In recent times more and more people have been diagnosed as sensitive to gluten and been encouraged to take up a gluten free diet.
I am one of those and I have felt the benefits of going gluten free, with a greater sense of general well-being and a significant weight loss, with its consequent decrease in waist size. In fact I need to track down a good leather punch to add a couple of holes to my belts.
I have recently come across an article that indicates that it may not necessarily be gluten that is the culprit but rather the current method used for baking breads.

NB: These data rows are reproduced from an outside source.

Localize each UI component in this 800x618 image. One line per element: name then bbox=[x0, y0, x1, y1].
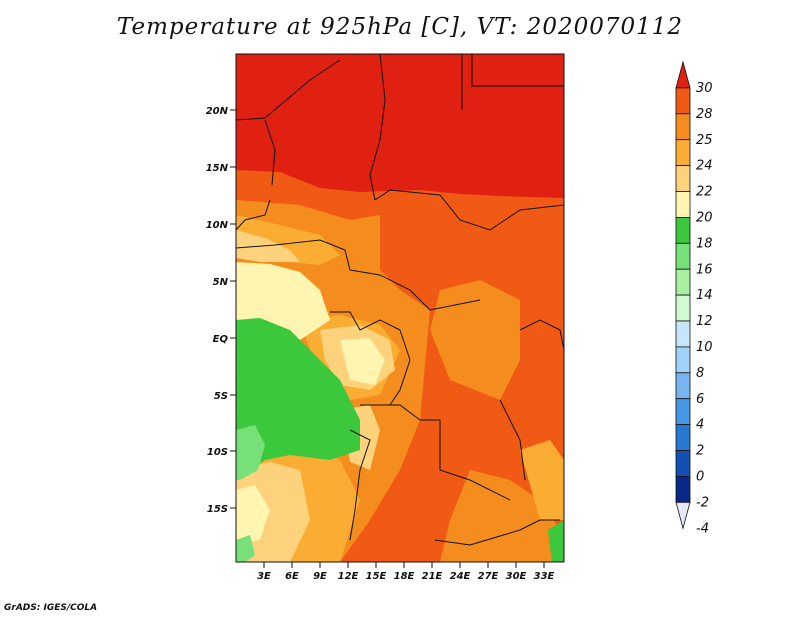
lat-label-10n: 10N bbox=[206, 220, 229, 231]
colorbar-label: 22 bbox=[696, 185, 713, 200]
map-frame bbox=[235, 53, 565, 563]
colorbar-segment bbox=[675, 113, 691, 141]
colorbar-segment bbox=[675, 320, 691, 348]
colorbar-segment bbox=[675, 139, 691, 166]
credit-text: GrADS: IGES/COLA bbox=[4, 603, 98, 613]
lat-axis bbox=[230, 109, 236, 509]
colorbar-label: 30 bbox=[696, 81, 713, 96]
lon-label-21e: 21E bbox=[422, 571, 443, 582]
colorbar-segment bbox=[675, 424, 691, 451]
lon-axis bbox=[263, 562, 545, 568]
colorbar-label: 12 bbox=[696, 314, 713, 329]
colorbar-label: 6 bbox=[696, 392, 704, 407]
colorbar-segment bbox=[675, 501, 691, 530]
lat-label-eq: EQ bbox=[213, 334, 229, 345]
colorbar-label: 4 bbox=[696, 418, 704, 433]
colorbar-label: -4 bbox=[696, 521, 709, 536]
colorbar-label: 24 bbox=[696, 159, 713, 174]
colorbar-label: 0 bbox=[696, 470, 704, 485]
colorbar-label: 18 bbox=[696, 236, 713, 251]
lat-label-5s: 5S bbox=[214, 391, 228, 402]
lon-label-33e: 33E bbox=[534, 571, 555, 582]
colorbar-segment bbox=[675, 475, 691, 503]
colorbar-segment bbox=[675, 398, 691, 426]
lon-label-27e: 27E bbox=[478, 571, 499, 582]
colorbar-segment bbox=[675, 60, 691, 89]
colorbar-label: 28 bbox=[696, 107, 713, 122]
colorbar-label: 10 bbox=[696, 340, 713, 355]
lon-label-12e: 12E bbox=[338, 571, 359, 582]
lat-label-15s: 15S bbox=[207, 504, 228, 515]
lat-label-15n: 15N bbox=[206, 163, 229, 174]
colorbar-segment bbox=[675, 216, 691, 244]
colorbar-segment bbox=[675, 191, 691, 218]
lon-label-3e: 3E bbox=[257, 571, 271, 582]
colorbar-segment bbox=[675, 242, 691, 270]
colorbar-label: 20 bbox=[696, 211, 713, 226]
colorbar-label: 16 bbox=[696, 262, 713, 277]
temperature-field bbox=[236, 54, 564, 562]
page-title: Temperature at 925hPa [C], VT: 202007011… bbox=[116, 14, 684, 40]
lat-label-10s: 10S bbox=[207, 447, 228, 458]
colorbar-segment bbox=[675, 450, 691, 477]
lon-label-9e: 9E bbox=[313, 571, 327, 582]
lat-label-5n: 5N bbox=[213, 277, 229, 288]
colorbar-segment bbox=[675, 294, 691, 322]
lon-label-18e: 18E bbox=[394, 571, 415, 582]
lat-label-20n: 20N bbox=[206, 106, 229, 117]
colorbar-segment bbox=[675, 268, 691, 296]
lon-label-6e: 6E bbox=[285, 571, 299, 582]
colorbar-segment bbox=[675, 346, 691, 374]
colorbar-label: 25 bbox=[696, 133, 713, 148]
lon-label-15e: 15E bbox=[366, 571, 387, 582]
colorbar-label: 2 bbox=[696, 444, 704, 459]
lon-label-30e: 30E bbox=[506, 571, 527, 582]
colorbar-label: -2 bbox=[696, 495, 709, 510]
country-borders bbox=[236, 54, 564, 546]
colorbar-segment bbox=[675, 165, 691, 192]
colorbar-label: 8 bbox=[696, 366, 704, 381]
colorbar-label: 14 bbox=[696, 288, 713, 303]
colorbar-segment bbox=[675, 87, 691, 115]
colorbar-segment bbox=[675, 372, 691, 400]
lon-label-24e: 24E bbox=[450, 571, 471, 582]
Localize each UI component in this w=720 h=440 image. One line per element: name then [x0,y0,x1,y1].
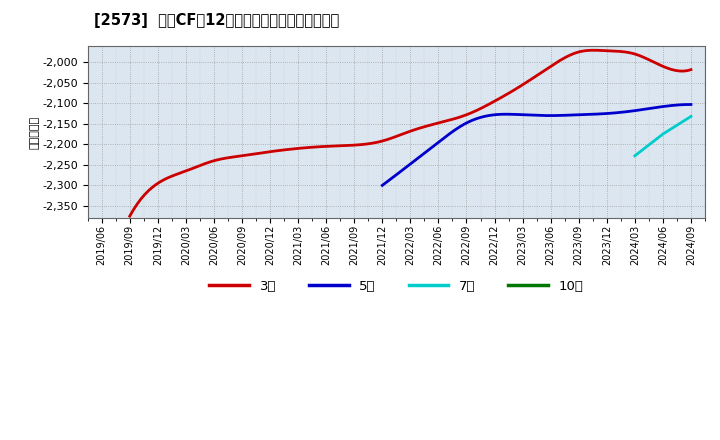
3年 [125,213,134,219]
3年 [600,48,609,53]
5年 [567,112,575,117]
5年 [687,102,696,107]
3年 [636,53,644,59]
3年 [459,113,468,118]
3年 [687,67,696,72]
Line: 5年: 5年 [382,104,691,185]
Y-axis label: （百万円）: （百万円） [30,115,40,149]
5年 [378,183,387,188]
7年 [631,153,639,158]
3年 [127,210,136,216]
3年 [469,109,477,114]
Legend: 3年, 5年, 7年, 10年: 3年, 5年, 7年, 10年 [204,274,588,298]
7年 [659,132,667,137]
7年 [687,114,696,119]
5年 [561,113,570,118]
5年 [562,113,570,118]
3年 [458,114,467,119]
5年 [658,104,667,109]
5年 [638,107,647,112]
3年 [589,48,598,53]
5年 [685,102,694,107]
Line: 3年: 3年 [130,50,691,216]
5年 [379,182,387,187]
Text: [2573]  投賄CFの12か月移動合計の平均値の推移: [2573] 投賄CFの12か月移動合計の平均値の推移 [94,13,339,28]
Line: 7年: 7年 [635,117,691,156]
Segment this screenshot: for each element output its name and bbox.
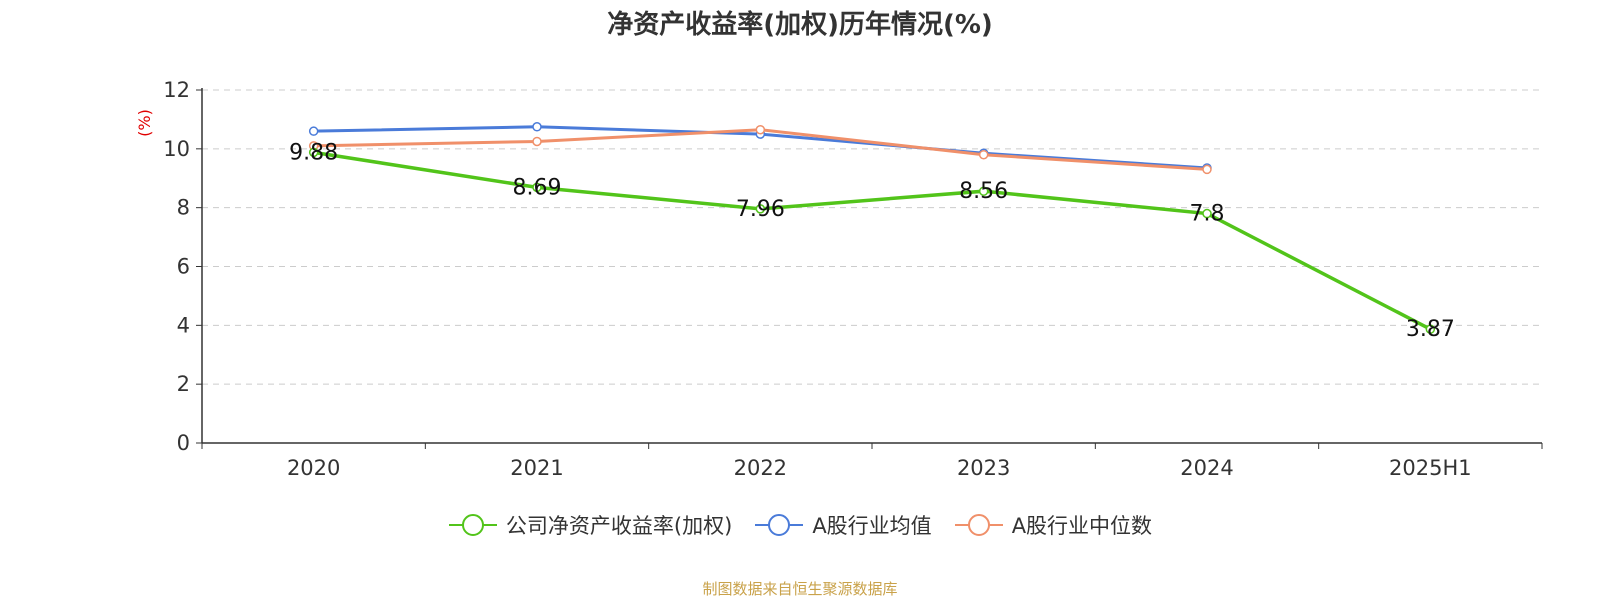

In earlier times, bread was baked with less yeast and allowed to stand for longer to rise before baking. This had the effect of allowing fermentation to be more thorough than the present method. This fermentation acted on the phytic acid, which is a component of the grains used for bread, by reducing the potency of the phytic acid.
What is Phytic Acid, and what does it do?
Phytic Acid is an organic acid that is found in the bran and outer hulls of grains. It can bind up important minerals such as magnesium, calcium, iron and zinc. This prevents them from being absorbed into the blood stream.
Phytic Acid also makes it more difficult to digest foods because it also inhibits the body’s enzyme capabilities.
Modern bread-making processes, using larger amounts of yeast and shorter rising times do not give enough time for the Phytic Acid and proteins to be broken down, perhaps contributing to some of the health problems associated with bread.
So it may not be gluten that is the villain.